Since this question was posted, the situation has changed - now any user can find all their deleted posts. Simply go to your profile and in the question tab you can click on "deleted questions" near the bottom. Similarly, you can find on "deleted answers" through the answers tab.
Despite the fact that now is any easy way to find all of your deleted post, I left below the original version of the answer - perhaps the information from that might be useful in some other situations.
See also:
- The section "Can I see a list of my deleted posts?" in the FAQ post: How does deleting work? What can cause a post to be deleted, and what does that actually mean? What are the criteria for deletion?.
- Various related posts on Meta Stack Exchange: Show all of my question/answers to me even if they are deleted, Make your deleted questions and answers more discoverable, We should be able to find questions or answers that we have deleted, How do I view my old deleted questions?, etc.

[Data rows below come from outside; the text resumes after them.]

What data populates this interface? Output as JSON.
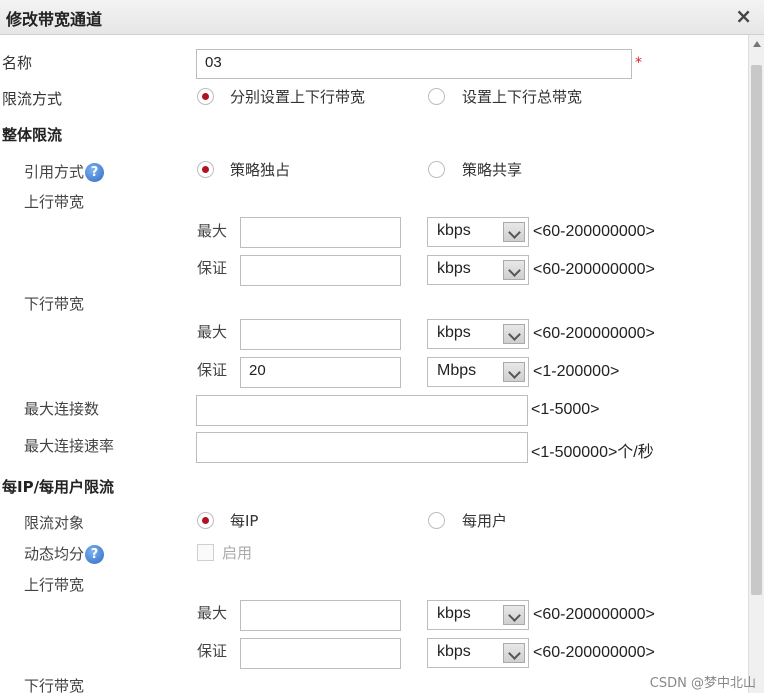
{
  "dialog": {
    "title": "修改带宽通道",
    "close_glyph": "×"
  },
  "name": {
    "label": "名称",
    "value": "03",
    "required_mark": "*"
  },
  "limit_mode": {
    "label": "限流方式",
    "option1": "分别设置上下行带宽",
    "option2": "设置上下行总带宽",
    "selected": "option1"
  },
  "overall": {
    "heading": "整体限流",
    "ref_mode": {
      "label": "引用方式",
      "option1": "策略独占",
      "option2": "策略共享",
      "selected": "option1"
    },
    "upstream": {
      "label": "上行带宽",
      "max": {
        "label": "最大",
        "value": "",
        "unit": "kbps",
        "range": "<60-200000000>"
      },
      "guarantee": {
        "label": "保证",
        "value": "",
        "unit": "kbps",
        "range": "<60-200000000>"
      }
    },
    "downstream": {
      "label": "下行带宽",
      "max": {
        "label": "最大",
        "value": "",
        "unit": "kbps",
        "range": "<60-200000000>"
      },
      "guarantee": {
        "label": "保证",
        "value": "20",
        "unit": "Mbps",
        "range": "<1-200000>"
      }
    },
    "max_conn": {
      "label": "最大连接数",
      "value": "",
      "range": "<1-5000>"
    },
    "max_conn_rate": {
      "label": "最大连接速率",
      "value": "",
      "range": "<1-500000>个/秒"
    }
  },
  "per_ip": {
    "heading": "每IP/每用户限流",
    "target": {
      "label": "限流对象",
      "option1": "每IP",
      "option2": "每用户",
      "selected": "option1"
    },
    "dynamic_share": {
      "label": "动态均分",
      "checkbox_label": "启用",
      "checked": false,
      "disabled": true
    },
    "upstream": {
      "label": "上行带宽",
      "max": {
        "label": "最大",
        "value": "",
        "unit": "kbps",
        "range": "<60-200000000>"
      },
      "guarantee": {
        "label": "保证",
        "value": "",
        "unit": "kbps",
        "range": "<60-200000000>"
      }
    },
    "downstream_label": "下行带宽"
  },
  "help_glyph": "?",
  "watermark": "CSDN @梦中北山",
  "colors": {
    "radio_selected": "#b1141f",
    "required": "#e02020",
    "help_icon": "#2d6ac4"
  }
}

- Is there any way to see my deleted questions or answers? on Mathematics Meta
- Can I somewhere see my own deleted questions? on this meta.
I have run a SEDE query to list your questions: Questions (id, title) of a given user. Since SEDE is updated once a week (you can see "Data updated Mar 17 at 8:47" in the Data Explorer, these data still contain the posts which were posted before last week - even if they were deleted during this week.
You could download the query results after the update and compare the two files. However, I tried to check this manually and compare the list from SEDE with the list of questions in your profile. I found three following questions which seemed to be deleted at the moment.
- A length decreasing homotopy of a closed curve in a simply connected manifold (Google Cache)
- A differential operator associated with a vector field on the torus (Google Cache)
- Integrability of distributions which are invariant under the isometry group (Google Cache)
Since you are the poster of those question, now that you have links you should be able to access them.
I have checked whether they are available in Internet Archive, but I did not find any of these three questions there. As you can see, at the moment some version of the post is also available through Google cache (links are given above) - but I suppose that those cached links will stop working at some point.